Posts Tagged ‘disaster’

Unwatchable! (a.k.a., Throw ME From The Train . . . Please!)

December 17, 2010

by Thomas M. Pender

I was shocked from the moment I first saw the trailer months ago.  Denzel Washington, the king of versatile acting and audience appeal and successful acting careers, and Chris Pine, fresh from his hugely popular turn as the new Capt. James T. Kirk in Star Trek, were both acting together in a . . . disaster movie?

Strike one.

They were either bribed with tremendous millions of dollars, or they had nothing better to do, or they acted in the film for charity.  There couldn’t possibly have been enough appeal in this script to bring in the big guns.  This is a straight-to-video script starring Dolph Lundgren and Norm McDonald, if I ever witnessed one!  This piece of crud is laced with every conceivable disaster movie cliché and overused line known to Man, and that’s the fun part about it!

Strike two.

The story is based on actual events.  This means that there is a 95.8% chance (you’ll just have to trust me on that!) that everything is going to end up hunky-dory at the end, which takes any notion of surprising the audience completely out of the equation.

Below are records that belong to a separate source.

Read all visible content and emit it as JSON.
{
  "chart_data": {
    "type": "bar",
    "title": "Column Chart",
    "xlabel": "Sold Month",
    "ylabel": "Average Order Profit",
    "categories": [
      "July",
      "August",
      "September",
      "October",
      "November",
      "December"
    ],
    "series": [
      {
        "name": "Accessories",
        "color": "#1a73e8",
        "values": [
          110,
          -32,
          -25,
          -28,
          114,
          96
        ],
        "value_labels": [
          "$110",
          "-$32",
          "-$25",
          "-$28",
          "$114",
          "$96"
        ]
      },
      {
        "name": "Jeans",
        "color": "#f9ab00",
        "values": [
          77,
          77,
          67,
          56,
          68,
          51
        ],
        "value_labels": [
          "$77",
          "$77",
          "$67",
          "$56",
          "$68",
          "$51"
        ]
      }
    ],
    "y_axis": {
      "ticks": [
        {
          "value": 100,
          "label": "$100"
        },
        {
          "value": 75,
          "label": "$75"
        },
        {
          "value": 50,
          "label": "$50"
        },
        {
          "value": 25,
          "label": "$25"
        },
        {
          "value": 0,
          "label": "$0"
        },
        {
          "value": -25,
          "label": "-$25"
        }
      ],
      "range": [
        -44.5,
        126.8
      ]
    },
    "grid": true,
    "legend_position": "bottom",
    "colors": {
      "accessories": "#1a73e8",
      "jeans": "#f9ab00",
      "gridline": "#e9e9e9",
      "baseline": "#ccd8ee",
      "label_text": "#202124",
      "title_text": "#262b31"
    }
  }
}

Strike three.  You’re out (cold, asleep!).

As a fan of both main actors, and also of female lead Rosario Dawson, I’d love to say that there is something redeeming in this flick.  Sadly, not one thing is worth seeing or hearing.  There are no surprises in any scene.  The writing is straight out of Cliché Film School.  The end is so schlocky, I guessed the fate of each character immediately before each paragraph appeared on the screen next to his or her face, and was not one degree off absolutely correct on any of them.

An engineerless train plummeting toward a populated town makes for an exciting three-minute news story, but unless you actually have something original or shocking to put into a script, it makes a godawful film plot.  I would say that this film was “derailed” or “a train wreck,” but that would be as lame as the film itself . . . so I won’t.  Unlike the creators and participants of Unstoppable, I have a little pride.